00:00 – Andrew introduces Level Fields and explains how it identifies event-driven stock movements using AI.
05:00 – Discussion of LLMs vs. custom models, and how Level Fields prioritized financial specificity over general AI.
10:00 – Stewart asks about ontologies and knowledge graphs; Andrew describes early experiences building rule-based systems.
15:00 – They explore the founder’s role in translating problems, UX challenges, and how user expectations shape product design.
20:00 – Insight into feedback collection, including a unique refund policy aimed at improving user understanding.
25:00 – Andrew breaks down the complexities of user segmentation, churn, and adapting the product for different investor types.
30:00 – A look into event types in the market, especially crypto-related announcements and their impact on equities.
35:00 – Philosophical turn on narrative vs. fundamentals in finance; how news and groupthink drive large-scale moves.
40:00 – Reflection on crypto parallels to dot-com era, and the long-term potential of blockchain infrastructure.
45:00 – Deep dive into machine persuasion, LLM training risks, and the influence of opinionated data in financial AI.
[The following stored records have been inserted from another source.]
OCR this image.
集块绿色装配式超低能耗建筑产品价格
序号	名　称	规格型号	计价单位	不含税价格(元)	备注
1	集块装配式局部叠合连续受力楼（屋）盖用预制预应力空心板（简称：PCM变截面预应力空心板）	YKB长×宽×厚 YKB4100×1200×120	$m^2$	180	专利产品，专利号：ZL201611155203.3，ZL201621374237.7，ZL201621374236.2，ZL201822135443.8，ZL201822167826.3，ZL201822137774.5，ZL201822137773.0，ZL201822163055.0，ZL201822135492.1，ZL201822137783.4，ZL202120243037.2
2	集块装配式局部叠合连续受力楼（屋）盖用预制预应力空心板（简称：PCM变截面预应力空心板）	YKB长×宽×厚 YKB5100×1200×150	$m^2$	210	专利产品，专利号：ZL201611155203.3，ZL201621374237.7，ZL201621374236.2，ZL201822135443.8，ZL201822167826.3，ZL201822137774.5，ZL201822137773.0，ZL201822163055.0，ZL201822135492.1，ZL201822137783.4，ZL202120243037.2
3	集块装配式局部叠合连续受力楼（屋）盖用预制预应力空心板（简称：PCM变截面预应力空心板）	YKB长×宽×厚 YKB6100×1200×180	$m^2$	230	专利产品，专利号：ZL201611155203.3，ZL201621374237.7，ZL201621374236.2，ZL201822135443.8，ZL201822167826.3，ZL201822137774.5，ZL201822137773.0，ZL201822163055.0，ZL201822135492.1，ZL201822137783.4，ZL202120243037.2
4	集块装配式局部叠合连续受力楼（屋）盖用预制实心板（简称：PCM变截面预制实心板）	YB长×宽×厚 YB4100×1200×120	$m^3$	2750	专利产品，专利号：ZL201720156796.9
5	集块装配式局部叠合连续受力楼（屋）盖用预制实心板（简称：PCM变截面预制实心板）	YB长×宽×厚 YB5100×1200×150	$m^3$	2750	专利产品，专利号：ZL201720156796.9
50:00 – Final thoughts on momentum algos, market manipulation, and the need for transparent, structured data.

Key Insights

  1. Event-Based Investing as Market Forecasting: Andrew Einhorn describes Level Fields as a system for interpreting the market’s weather—detecting recurring events like CEO departures or earnings beats to predict price movements. This approach reframes volatility as something intelligible, giving investors a clearer sense of timing and direction.
  2. Building Custom AI for Finance: Rejecting generic large language models, Einhorn’s team developed proprietary AI trained exclusively on financial documents. By narrowing the scope, they increased precision and reduced noise, enabling the platform to focus only on events that truly impact share price behavior.
  3. Teaching Through Signals, Not Just Showing: Stewart Alsop notes how Level Fields does more than surface opportunities—it educates. By linking cause and effect in financial movements, the platform helps users build intuition, transforming confusion into understanding through repeated exposure to clear, data-backed patterns.
  4. User Expectation vs. Product Vision: Initially, Level Fields emphasized an event-centric UX, but users sought more familiar tools like ticker searches and watchlists. This tension revealed that even innovative technologies must accommodate habitual user flows before inviting them into new ways of thinking.
  5. Friction as a Path to Clarity: To elicit meaningful feedback, Level Fields implemented a refund policy that required users to explain what didn’t work. The result wasn’t just better UX insights—it also surfaced emotional blockages around investing and design, sharpening the team’s understanding of what users truly needed.
  6. Narrative as a Volatile Market Force: Einhorn points out that groupthink in finance stems from shared academic training, creating reflexive investment patterns tied to economic narratives. These surface-level cycles obscure the deeper, steadier signals that Level Fields seeks to highlight through its data model.
  7. AI’s Risk of Amplifying Noise: Alsop and Einhorn explore the darker corners of machine persuasion and LLM-generated content. Since models are trained on public data, including biased and speculative sources, they risk reinforcing distortions. In response, Level Fields emphasizes curated, high-integrity inputs grounded in financial fact.